Malheureusement j’ai dû quitter le bureau de l’ALFY compte tenu de mes contraintes d’emploi du temps mais je reste très engagé au niveau associatif en effet et cette fois-ci à l’ESSEC. Je pense sincèrement que dans ce monde où on pense tous énormément à nos carrières, il ne faut jamais perdre de vue les valeurs humaines. Il y a de vrais sujets qui me tiennent à cœur tels que la lutte contre la pauvreté, les discriminations, les agressions sexuelles envers les femmes ou et les inégalités. L’associatif représentera toujours un sujet important pour moi et cela même dans ma vie professionnelle et si un jour je n’arrive plus à dégager du temps pour cela, alors j’occuperai une fonction qui me confrontera à ces sujets. Pour répondre à la question en une phrase, ces investissements sont pour moi une manière d’avoir un impact sur le monde à mon niveau.

En outre, il ne faut pas avoir peur d’essayer des choses nouvelles et surtout il faut voyager si on en a l’opportunité. Le chemin parcouru n’aurait pas de valeurs sans tous ces gens que j’ai pu rencontrer que ce soit à Fustel, ici, ou ailleurs. Mais, ce chemin parcouru est encore bien long et il faut constamment se fixer des objectifs pour ne pas l’oublier.

Enfin, à l’égard de futurs ou actuels étudiants en audit/comptabilité ou à l’égard de personnes dans la vie active qui souhaiteraient faire une pause dans leur carrière professionnelle, par quels conseils conclurais-tu l’interview ?
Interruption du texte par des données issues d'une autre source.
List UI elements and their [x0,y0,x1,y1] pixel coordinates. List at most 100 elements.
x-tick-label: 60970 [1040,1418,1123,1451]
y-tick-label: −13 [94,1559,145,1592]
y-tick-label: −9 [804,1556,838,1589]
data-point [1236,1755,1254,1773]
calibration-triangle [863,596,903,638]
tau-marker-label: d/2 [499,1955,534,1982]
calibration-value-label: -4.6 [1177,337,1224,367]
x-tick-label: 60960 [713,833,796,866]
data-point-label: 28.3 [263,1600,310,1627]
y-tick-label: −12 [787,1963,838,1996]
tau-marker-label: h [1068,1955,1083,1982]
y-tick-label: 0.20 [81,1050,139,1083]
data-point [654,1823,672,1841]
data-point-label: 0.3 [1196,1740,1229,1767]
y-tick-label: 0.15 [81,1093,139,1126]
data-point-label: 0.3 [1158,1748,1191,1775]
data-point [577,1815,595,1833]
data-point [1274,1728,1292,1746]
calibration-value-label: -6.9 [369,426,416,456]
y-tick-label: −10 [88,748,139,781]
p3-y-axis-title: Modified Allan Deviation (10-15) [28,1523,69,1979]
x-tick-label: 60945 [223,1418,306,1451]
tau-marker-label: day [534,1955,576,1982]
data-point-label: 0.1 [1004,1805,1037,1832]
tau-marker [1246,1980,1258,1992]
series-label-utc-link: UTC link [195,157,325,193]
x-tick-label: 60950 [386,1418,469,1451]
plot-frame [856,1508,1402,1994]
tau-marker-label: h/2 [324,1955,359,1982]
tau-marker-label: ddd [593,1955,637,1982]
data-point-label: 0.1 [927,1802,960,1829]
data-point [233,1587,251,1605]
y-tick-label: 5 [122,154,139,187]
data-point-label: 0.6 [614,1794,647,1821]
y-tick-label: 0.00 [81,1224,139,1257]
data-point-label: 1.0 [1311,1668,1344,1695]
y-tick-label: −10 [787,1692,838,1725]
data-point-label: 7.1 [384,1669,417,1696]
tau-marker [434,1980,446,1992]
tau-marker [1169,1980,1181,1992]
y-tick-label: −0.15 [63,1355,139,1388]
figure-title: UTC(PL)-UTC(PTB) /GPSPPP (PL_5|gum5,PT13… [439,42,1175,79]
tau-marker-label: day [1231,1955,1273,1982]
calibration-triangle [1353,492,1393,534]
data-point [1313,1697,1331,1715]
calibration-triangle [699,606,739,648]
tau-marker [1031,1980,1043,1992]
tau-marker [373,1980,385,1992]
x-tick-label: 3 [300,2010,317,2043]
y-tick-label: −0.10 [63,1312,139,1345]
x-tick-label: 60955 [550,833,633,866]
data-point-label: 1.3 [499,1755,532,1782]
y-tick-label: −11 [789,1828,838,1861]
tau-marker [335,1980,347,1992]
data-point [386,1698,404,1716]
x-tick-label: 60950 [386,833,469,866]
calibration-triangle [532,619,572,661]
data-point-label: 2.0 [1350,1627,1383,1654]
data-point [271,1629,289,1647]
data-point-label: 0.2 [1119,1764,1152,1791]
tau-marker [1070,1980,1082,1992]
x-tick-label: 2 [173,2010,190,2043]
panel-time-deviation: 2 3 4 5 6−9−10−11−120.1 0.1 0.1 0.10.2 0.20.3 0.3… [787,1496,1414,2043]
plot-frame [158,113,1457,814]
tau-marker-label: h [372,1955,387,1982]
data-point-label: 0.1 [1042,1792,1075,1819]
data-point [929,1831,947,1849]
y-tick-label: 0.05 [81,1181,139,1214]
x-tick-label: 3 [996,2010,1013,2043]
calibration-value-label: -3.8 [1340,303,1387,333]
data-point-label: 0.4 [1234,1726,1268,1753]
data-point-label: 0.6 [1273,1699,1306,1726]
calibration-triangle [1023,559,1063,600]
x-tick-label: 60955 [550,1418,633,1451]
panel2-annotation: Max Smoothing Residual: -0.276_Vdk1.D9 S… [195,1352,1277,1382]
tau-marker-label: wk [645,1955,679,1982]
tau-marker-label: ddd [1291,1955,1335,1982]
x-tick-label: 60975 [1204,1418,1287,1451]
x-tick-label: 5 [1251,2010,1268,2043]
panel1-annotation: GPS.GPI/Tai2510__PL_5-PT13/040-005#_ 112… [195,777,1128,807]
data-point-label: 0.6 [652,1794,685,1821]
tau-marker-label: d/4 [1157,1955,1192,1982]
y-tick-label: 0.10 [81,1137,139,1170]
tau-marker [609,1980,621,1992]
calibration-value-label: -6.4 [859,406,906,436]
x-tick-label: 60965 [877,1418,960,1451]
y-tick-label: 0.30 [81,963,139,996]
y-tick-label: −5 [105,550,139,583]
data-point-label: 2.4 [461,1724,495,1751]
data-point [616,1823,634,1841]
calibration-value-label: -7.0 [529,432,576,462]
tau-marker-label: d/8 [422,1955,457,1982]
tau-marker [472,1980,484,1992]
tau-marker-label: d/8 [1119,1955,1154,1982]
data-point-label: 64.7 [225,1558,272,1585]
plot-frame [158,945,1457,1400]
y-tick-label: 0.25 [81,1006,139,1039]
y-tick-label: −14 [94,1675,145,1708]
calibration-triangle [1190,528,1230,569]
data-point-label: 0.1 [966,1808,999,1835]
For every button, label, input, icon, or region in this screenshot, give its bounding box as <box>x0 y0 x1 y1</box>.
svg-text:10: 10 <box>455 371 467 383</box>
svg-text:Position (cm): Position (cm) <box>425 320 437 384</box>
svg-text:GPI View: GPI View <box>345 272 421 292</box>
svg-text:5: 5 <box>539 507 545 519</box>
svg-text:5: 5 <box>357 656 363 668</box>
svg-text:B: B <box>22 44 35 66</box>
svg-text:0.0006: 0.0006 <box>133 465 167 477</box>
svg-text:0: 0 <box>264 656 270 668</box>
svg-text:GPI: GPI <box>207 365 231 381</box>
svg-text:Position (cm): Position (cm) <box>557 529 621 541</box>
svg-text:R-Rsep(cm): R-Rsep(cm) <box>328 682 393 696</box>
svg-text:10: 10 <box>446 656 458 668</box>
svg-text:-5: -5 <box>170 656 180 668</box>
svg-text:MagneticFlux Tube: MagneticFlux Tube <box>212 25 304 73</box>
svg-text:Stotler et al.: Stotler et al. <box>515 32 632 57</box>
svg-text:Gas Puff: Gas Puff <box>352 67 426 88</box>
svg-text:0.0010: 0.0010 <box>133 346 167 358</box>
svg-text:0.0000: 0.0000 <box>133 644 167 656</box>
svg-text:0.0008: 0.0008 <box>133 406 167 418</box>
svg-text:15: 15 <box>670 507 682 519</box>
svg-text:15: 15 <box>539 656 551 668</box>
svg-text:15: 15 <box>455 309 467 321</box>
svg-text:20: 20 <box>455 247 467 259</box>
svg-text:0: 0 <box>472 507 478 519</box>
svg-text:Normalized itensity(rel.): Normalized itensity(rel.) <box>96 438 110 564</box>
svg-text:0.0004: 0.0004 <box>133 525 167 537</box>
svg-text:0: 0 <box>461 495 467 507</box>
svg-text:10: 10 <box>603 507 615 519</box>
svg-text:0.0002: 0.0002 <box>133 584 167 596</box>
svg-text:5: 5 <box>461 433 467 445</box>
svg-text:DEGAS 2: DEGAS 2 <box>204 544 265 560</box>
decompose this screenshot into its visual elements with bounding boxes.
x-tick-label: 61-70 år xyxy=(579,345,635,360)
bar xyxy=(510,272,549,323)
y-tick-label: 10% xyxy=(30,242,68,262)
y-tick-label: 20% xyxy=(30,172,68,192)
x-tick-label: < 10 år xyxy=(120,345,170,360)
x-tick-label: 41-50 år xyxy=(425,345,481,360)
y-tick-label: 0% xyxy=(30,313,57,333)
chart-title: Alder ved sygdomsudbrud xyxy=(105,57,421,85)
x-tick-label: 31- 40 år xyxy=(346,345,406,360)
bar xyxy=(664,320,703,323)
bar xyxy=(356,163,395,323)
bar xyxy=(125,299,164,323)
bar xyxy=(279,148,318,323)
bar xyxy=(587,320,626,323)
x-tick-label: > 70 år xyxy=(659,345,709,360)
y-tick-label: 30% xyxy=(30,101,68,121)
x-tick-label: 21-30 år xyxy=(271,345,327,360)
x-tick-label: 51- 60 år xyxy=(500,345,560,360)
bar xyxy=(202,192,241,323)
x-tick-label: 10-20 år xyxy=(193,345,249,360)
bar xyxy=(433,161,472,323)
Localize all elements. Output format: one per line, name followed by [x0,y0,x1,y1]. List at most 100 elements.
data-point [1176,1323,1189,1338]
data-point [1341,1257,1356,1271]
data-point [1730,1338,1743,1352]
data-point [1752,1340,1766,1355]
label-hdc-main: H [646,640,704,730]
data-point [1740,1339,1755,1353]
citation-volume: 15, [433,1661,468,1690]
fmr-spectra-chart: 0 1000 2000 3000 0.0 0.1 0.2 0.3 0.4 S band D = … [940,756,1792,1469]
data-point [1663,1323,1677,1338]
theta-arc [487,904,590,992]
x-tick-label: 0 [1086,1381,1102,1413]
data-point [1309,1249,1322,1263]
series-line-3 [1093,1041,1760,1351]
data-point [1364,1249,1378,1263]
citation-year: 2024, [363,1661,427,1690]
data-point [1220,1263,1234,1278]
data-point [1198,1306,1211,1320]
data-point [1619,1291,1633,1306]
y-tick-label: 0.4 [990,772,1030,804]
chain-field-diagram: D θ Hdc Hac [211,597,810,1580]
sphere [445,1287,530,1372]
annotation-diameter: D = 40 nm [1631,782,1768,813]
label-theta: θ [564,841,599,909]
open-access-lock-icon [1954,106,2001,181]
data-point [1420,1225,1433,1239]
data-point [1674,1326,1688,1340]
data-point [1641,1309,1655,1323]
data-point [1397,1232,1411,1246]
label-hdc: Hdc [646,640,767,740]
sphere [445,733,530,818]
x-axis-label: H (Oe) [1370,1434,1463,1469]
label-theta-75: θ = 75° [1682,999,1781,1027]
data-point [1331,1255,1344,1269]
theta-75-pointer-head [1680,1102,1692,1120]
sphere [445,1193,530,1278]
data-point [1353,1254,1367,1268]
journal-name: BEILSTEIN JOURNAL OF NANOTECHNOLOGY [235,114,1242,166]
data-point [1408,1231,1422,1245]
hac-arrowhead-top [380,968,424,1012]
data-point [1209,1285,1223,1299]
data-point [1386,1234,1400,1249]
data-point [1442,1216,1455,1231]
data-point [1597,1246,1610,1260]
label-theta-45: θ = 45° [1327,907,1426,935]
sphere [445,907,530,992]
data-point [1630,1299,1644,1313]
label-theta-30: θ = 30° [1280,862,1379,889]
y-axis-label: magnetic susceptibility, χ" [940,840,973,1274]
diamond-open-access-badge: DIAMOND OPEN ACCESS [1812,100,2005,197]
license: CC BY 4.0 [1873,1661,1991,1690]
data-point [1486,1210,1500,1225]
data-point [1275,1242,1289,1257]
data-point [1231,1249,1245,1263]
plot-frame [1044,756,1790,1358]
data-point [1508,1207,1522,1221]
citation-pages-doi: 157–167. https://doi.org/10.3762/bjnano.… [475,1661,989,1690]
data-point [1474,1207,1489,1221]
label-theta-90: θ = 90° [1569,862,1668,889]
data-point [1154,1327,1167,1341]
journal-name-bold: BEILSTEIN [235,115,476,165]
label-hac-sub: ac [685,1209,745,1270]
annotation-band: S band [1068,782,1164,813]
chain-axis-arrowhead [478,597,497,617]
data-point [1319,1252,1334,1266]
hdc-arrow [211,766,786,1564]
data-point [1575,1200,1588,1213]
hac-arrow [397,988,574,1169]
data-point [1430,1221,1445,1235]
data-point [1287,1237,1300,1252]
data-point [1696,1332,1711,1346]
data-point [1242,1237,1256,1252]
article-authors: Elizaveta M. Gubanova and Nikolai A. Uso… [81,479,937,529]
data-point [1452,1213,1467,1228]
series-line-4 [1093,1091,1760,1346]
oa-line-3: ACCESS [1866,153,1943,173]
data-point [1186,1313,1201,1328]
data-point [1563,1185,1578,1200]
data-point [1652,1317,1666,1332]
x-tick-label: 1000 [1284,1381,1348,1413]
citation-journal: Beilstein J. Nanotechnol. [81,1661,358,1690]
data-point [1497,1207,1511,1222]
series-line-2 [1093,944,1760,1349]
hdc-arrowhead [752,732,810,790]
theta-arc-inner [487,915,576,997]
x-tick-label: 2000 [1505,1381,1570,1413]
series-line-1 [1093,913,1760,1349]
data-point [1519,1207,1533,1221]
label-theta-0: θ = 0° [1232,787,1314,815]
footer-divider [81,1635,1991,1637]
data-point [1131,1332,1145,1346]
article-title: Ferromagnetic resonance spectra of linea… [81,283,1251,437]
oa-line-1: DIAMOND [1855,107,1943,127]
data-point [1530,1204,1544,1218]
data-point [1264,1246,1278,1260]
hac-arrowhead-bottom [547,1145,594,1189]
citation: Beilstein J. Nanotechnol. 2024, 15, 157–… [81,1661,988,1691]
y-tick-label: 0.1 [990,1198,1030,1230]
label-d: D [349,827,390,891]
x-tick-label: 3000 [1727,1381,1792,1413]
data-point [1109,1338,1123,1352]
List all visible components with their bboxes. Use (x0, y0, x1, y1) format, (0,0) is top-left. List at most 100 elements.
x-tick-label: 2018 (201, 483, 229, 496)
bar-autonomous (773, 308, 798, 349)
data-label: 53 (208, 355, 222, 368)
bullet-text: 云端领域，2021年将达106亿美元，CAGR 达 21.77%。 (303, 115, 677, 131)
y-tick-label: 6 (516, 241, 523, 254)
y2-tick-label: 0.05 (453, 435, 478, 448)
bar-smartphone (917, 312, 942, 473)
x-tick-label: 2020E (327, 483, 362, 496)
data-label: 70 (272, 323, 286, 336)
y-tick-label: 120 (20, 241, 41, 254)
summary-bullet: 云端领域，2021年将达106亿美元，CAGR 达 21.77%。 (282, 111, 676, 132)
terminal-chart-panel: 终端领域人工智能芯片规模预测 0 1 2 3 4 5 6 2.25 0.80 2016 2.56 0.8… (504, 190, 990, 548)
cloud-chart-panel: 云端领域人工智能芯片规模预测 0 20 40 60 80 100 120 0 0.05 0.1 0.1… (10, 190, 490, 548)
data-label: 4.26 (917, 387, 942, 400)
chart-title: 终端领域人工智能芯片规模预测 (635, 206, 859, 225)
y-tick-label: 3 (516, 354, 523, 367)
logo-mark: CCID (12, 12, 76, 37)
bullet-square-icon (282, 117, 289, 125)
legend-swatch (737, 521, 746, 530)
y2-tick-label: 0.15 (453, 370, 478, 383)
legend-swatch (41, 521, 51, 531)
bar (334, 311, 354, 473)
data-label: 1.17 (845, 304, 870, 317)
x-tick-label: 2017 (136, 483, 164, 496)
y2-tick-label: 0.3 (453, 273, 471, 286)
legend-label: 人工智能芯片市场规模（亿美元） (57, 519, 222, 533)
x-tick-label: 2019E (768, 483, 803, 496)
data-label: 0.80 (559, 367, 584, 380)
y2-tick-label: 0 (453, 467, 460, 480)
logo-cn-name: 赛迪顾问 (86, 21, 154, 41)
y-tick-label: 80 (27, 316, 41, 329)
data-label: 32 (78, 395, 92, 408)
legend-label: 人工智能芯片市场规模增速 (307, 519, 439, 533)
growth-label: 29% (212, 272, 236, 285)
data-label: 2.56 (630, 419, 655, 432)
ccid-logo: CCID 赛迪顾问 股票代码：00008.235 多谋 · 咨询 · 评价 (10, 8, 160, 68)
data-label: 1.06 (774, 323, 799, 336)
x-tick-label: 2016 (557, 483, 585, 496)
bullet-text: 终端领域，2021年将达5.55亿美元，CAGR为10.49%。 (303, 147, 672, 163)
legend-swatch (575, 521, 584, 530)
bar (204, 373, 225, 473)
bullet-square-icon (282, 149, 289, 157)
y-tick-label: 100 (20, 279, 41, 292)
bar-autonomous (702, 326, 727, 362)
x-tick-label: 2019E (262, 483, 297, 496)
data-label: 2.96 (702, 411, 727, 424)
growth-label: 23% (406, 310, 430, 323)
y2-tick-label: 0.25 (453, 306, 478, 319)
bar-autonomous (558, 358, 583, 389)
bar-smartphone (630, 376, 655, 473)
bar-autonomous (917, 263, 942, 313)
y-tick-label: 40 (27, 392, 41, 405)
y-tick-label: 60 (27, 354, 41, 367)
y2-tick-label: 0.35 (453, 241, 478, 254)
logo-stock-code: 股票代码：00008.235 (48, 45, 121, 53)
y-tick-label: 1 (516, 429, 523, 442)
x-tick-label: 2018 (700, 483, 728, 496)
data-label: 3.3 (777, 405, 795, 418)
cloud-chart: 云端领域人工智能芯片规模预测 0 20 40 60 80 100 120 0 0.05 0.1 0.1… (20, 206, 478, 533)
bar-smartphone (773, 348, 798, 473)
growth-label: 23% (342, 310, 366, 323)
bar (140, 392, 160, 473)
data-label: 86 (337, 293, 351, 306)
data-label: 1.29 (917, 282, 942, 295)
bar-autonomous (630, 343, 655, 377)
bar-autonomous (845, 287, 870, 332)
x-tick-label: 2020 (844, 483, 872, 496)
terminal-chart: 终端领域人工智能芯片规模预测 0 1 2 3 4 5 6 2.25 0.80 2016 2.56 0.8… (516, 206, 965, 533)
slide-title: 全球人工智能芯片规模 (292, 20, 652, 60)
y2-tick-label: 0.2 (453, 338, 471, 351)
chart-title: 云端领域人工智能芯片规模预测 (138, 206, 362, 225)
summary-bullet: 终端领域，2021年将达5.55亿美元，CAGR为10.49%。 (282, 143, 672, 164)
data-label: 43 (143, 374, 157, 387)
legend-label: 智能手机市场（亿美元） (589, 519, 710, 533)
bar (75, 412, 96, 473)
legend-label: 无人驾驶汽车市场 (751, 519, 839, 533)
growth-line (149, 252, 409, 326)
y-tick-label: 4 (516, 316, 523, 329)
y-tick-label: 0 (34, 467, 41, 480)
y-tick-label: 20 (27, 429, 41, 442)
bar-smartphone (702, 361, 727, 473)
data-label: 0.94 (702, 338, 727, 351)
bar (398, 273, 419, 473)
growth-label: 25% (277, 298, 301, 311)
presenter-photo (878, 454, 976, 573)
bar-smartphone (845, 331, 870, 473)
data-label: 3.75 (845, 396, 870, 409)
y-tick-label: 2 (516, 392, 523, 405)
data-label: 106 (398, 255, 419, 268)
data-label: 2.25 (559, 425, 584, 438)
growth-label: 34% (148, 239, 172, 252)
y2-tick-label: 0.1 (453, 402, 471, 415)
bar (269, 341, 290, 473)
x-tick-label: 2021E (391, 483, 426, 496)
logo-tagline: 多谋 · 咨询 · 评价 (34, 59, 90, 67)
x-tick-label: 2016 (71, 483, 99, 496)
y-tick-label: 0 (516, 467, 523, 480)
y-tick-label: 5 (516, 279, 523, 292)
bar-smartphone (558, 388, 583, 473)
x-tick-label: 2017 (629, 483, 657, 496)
Aux étudiants : VOYEZ PLUS GRAND ! Ces professions sont en train de changer et continueront à changer à l’avenir donc considérez ces métiers comme des étapes vers d’autres fonctions. En termes de diplôme, le DCG ou le master CCA donnent de très bonnes compétences techniques utilisables même dans une autre filière que la filière comptable. 

Aux travailleurs qui voudraient faire une pause, je dis PLANIFIEZ ! Une parenthèse dans une carrière ça s’anticipe, en termes de financement de la formation et du coût de la vie pendant cette pause. De plus, si vous souhaitez retourner sur les bancs de l’école (et je l’espère pour vous, de GRANDES ECOLES), il faut avoir une réelle détermination et un vrai projet professionnel pour que le gain soit réel. Posez un maximum de questions à ceux qui ont fait cela avant, posez-vous des questions à vous même sur ce que vous voulez pour votre vie et une fois que tout cela sera fait, VAMOS ! 

Il ne faut jamais cracher sur une opportunité de se former et je vous y encourage sincèrement.